RESULTS: A total of 324 patients were included. The dose was reduced in 29 patients (8.9%). The dosing interval was increased in 9 patients receiving subcutaneous BEL and in 6 patients receiving intravenous BEL. The dose per administration was reduced in 16 patients.Pre-reduction status was remission (2021 DORIS) in 15/26 patients (57.7%) and LLDAS in 23/26 patients (88.5%). After reduction, 2/24 patients (8.3%) and 3/22 patients (13.6%) lost remission at 6 months and 12 months, respectively (not statistically significant [NS]). As for LLDAS, 2/23 patients (8.7%) and 2/21 patients (9.5%) lost their status at 6 and 12 months, respectively (NS). Significantly fewer patients were taking glucocorticoids (GCs) at their 12-month visit, although the median dose of GCs was higher at the 12-month visit (5 [0.62-8.75] vs 2.5 [0-5] at baseline).

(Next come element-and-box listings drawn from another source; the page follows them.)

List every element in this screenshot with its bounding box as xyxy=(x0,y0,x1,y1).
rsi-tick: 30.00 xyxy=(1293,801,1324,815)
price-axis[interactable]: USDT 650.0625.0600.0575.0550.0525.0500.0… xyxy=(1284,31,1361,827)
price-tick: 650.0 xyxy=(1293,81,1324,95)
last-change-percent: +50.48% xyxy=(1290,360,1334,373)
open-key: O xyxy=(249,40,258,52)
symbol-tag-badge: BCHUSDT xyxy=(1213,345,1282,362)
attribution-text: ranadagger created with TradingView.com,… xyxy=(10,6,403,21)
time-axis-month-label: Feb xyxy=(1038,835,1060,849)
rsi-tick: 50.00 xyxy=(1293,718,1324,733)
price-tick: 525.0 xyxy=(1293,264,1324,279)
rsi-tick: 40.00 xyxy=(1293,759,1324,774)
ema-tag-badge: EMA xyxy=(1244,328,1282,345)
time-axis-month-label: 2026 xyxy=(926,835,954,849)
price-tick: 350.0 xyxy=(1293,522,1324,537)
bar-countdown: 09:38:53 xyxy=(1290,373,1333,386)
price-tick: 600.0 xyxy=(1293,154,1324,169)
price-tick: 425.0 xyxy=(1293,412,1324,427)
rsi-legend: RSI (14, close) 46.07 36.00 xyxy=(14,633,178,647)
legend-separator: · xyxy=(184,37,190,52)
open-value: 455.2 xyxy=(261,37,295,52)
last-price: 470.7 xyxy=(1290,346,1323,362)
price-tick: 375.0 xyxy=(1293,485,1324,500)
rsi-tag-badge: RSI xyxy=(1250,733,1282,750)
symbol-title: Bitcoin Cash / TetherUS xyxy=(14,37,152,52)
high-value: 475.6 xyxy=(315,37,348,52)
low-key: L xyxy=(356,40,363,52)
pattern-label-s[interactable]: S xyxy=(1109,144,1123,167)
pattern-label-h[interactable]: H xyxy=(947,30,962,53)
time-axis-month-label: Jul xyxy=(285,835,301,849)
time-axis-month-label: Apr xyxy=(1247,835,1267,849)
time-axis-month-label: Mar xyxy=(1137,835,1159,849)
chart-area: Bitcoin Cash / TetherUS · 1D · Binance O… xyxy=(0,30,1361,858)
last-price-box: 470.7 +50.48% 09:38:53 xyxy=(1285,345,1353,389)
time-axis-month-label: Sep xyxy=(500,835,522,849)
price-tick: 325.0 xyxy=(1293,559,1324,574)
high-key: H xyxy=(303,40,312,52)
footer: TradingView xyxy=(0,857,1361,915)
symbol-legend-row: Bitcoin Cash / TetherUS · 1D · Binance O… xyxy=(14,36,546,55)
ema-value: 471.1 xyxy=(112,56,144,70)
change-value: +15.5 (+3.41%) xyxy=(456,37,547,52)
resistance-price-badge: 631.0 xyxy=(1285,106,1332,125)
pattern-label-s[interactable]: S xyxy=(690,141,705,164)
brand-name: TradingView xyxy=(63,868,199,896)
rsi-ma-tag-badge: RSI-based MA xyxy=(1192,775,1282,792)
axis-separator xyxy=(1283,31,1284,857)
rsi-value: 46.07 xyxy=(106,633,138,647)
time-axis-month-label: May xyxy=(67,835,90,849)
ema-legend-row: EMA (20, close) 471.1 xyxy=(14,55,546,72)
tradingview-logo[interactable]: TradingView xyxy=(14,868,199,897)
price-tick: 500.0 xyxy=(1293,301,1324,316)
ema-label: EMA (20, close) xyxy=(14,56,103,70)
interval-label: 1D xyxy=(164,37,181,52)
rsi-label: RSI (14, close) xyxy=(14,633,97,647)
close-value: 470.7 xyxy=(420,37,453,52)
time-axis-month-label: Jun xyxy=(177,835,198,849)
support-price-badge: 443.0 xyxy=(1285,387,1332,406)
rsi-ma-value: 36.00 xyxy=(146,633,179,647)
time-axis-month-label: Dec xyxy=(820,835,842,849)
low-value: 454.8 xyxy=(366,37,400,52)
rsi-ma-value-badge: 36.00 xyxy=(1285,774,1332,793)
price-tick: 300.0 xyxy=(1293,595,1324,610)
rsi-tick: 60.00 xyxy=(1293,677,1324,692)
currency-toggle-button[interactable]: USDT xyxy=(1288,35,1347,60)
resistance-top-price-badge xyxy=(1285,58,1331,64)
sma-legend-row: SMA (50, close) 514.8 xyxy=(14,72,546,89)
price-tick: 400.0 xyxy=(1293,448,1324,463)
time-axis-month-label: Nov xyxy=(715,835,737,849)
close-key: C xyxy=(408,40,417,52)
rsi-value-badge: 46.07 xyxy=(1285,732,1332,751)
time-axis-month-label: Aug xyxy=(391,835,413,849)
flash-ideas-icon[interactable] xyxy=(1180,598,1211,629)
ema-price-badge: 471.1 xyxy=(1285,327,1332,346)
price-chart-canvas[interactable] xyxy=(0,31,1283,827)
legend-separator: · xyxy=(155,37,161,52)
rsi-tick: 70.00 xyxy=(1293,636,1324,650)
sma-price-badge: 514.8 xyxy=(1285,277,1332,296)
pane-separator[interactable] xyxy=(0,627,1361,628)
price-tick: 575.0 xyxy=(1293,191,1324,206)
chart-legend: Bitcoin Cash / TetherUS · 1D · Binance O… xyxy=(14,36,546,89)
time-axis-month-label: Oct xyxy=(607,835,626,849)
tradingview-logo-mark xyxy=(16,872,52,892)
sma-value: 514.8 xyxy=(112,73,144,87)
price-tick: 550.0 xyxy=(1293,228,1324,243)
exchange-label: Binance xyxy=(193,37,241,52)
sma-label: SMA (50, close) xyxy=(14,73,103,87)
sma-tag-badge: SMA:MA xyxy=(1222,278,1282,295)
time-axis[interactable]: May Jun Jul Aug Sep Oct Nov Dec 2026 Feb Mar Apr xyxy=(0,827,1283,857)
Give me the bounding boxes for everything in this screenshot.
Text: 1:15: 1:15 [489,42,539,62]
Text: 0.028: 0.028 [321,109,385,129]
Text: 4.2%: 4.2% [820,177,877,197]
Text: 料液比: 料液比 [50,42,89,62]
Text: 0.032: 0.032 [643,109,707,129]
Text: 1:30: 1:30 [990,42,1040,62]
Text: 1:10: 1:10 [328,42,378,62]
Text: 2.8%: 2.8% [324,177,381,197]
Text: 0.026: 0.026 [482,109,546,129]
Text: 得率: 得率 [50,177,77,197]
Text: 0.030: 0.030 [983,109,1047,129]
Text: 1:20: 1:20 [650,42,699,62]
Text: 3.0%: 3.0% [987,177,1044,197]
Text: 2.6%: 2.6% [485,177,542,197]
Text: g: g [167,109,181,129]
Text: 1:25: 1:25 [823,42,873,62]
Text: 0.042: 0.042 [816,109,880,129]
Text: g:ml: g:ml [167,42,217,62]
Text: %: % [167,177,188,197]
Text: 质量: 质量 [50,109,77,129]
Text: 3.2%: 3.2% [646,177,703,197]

CONCLUSIONS: Doses of BEL can be reduced with no relevant changes in disease activity-at least in the short term-in a significant percentage of patients, and most maintain the reduced dose. However, increased clinical or serologic activity may be observed in some patients. Consequently, tighter post-reduction follow-up is advisable.
方法:对接受BEL治疗的SLE患者进行回顾性纵向和多中心研究。疾病活动数据,记录治疗前后(6-12个月)的治疗和结果,他们被比较了。
结果:共纳入324例患者。29例患者(8.9%)剂量减少。9例接受皮下BEL的患者和6例接受静脉BEL的患者的给药间隔增加。16名患者的每次给药剂量减少。15/26患者(57.7%)的预复位状态为缓解(2021DORIS),23/26患者(88.5%)为LLDAS。还原后,2/24患者(8.3%)和3/22患者(13.6%)在6个月和12个月时失去缓解,分别(无统计学意义[NS])。至于LLDAS,2/23患者(8.7%)和2/21患者(9.5%)在6个月和12个月时失去状态,分别(NS)。在12个月的访视中服用糖皮质激素(GC)的患者明显减少,尽管在12个月访视时GC的中位剂量较高(5[0.62-8.75]vs基线时2.5[0-5]).
结论:在相当大比例的患者中,可以减少BEL的剂量,而疾病活动没有相关变化-至少在短期内是这样。和大多数保持减少的剂量。然而,在某些患者中可能观察到临床或血清学活性增加。因此,建议采取更严格的减少后跟进措施。